8. Gelet op hetgeen hiervoor over de afstemming en de beleidswijziging is overwogen, komt de rechtbank tot de conclusie dat het bestreden besluit geen stand kan houden.
Terugvordering
9. Hoewel hier geen beroepsgronden tegen zijn gericht, merkt de rechtbank ambtshalve op dat de terugvordering verkeerd is berekend. Over de maanden februari en maart 2020 is de volledige bijstandsuitkering teruggevorderd terwijl het college stelt dat eiser over die maanden in ieder geval recht heeft op 50%.
Conclusie
10. Gelet op het voorgaande zal de rechtbank het beroep gegrond verklaren en het bestreden besluit vernietigen.
11. Omdat de rechtbank het beroep gegrond verklaart, moet het college aan eiser het door hem betaalde griffierecht vergoeden.
12. De rechtbank zal het college veroordelen in de door eiser gemaakte proceskosten in beroep. De proceskosten worden berekend volgens het Besluit proceskosten bestuursrecht.

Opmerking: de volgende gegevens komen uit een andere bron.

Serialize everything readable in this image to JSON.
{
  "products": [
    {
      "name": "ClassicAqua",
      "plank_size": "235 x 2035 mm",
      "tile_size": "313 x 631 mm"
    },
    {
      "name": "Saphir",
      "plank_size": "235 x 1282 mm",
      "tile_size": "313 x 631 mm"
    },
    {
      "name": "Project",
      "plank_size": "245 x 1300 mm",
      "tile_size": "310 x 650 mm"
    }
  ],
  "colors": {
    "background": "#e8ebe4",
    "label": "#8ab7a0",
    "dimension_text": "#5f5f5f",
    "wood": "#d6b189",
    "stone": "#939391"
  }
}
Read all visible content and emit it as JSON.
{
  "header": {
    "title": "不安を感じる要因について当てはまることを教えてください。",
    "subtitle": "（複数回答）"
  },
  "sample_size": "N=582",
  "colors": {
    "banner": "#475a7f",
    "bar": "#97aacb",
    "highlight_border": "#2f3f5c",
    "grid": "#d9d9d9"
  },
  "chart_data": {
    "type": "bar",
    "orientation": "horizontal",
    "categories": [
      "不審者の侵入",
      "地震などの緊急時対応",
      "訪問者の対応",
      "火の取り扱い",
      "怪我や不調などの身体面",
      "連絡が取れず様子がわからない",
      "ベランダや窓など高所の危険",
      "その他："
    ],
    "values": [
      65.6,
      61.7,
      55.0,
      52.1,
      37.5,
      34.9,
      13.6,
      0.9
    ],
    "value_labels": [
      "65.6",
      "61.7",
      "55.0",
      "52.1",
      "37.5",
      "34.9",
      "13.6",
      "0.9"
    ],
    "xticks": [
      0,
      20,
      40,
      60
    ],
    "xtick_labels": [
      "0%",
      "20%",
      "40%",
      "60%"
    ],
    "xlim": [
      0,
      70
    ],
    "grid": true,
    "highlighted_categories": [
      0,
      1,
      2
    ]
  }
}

Deze kosten stelt de rechtbank vast op € 759,- (1 punt voor het indienen van het beroepschrift met een waarde per punt van € 759,- en een wegingsfactor 1).

Beslissing

De rechtbank:
  • verklaart het beroep gegrond;
  • vernietigt het bestreden besluit;
  • draagt het college op om een nieuw besluit te nemen met inachtneming van deze uitspraak;
  • draagt het college op het betaalde griffierecht van € 48,- aan eiser te vergoeden;
  • veroordeelt het college in de proceskosten van eiser tot een bedrag van
Deze uitspraak is gedaan door mr. S.S.J. van Kooij, rechter, in aanwezigheid van
mr. S. Constant, griffier, op 7 april 2022 en openbaar gemaakt door middel van geanonimiseerde publicatie op www.rechtspraak.nl.
griffier rechter
Afschrift verzonden aan partijen op:

Wat kunt u doen als u het niet eens bent met deze uitspraak?

Tegen deze uitspraak kan binnen zes weken na de dag van verzending daarvan hoger beroep worden ingesteld bij de Centrale Raad van Beroep.

Voetnoten

1.Zie de uitspraken van de CRvB van 17 december 2019, ECLI:NL:CRVB:2019:4103, ECLI:NL:CRVB:2019:4104 en ECLI:NL:CRVB:2019:4105
2.Zie bijvoorbeeld de uitspraak de CRvB van 28 juli 2015, ECLI:NL:CRVB:2015:2492
3.Zie o.a. de uitspraak van 27 november 2018, ECLI:NL:CRVB:2018:3749
4.Zie
5.Uitspraak van de CRvB van 20 december 2020, r.o. 4.3.7, ECLI:NL:CRVB:2020:3517.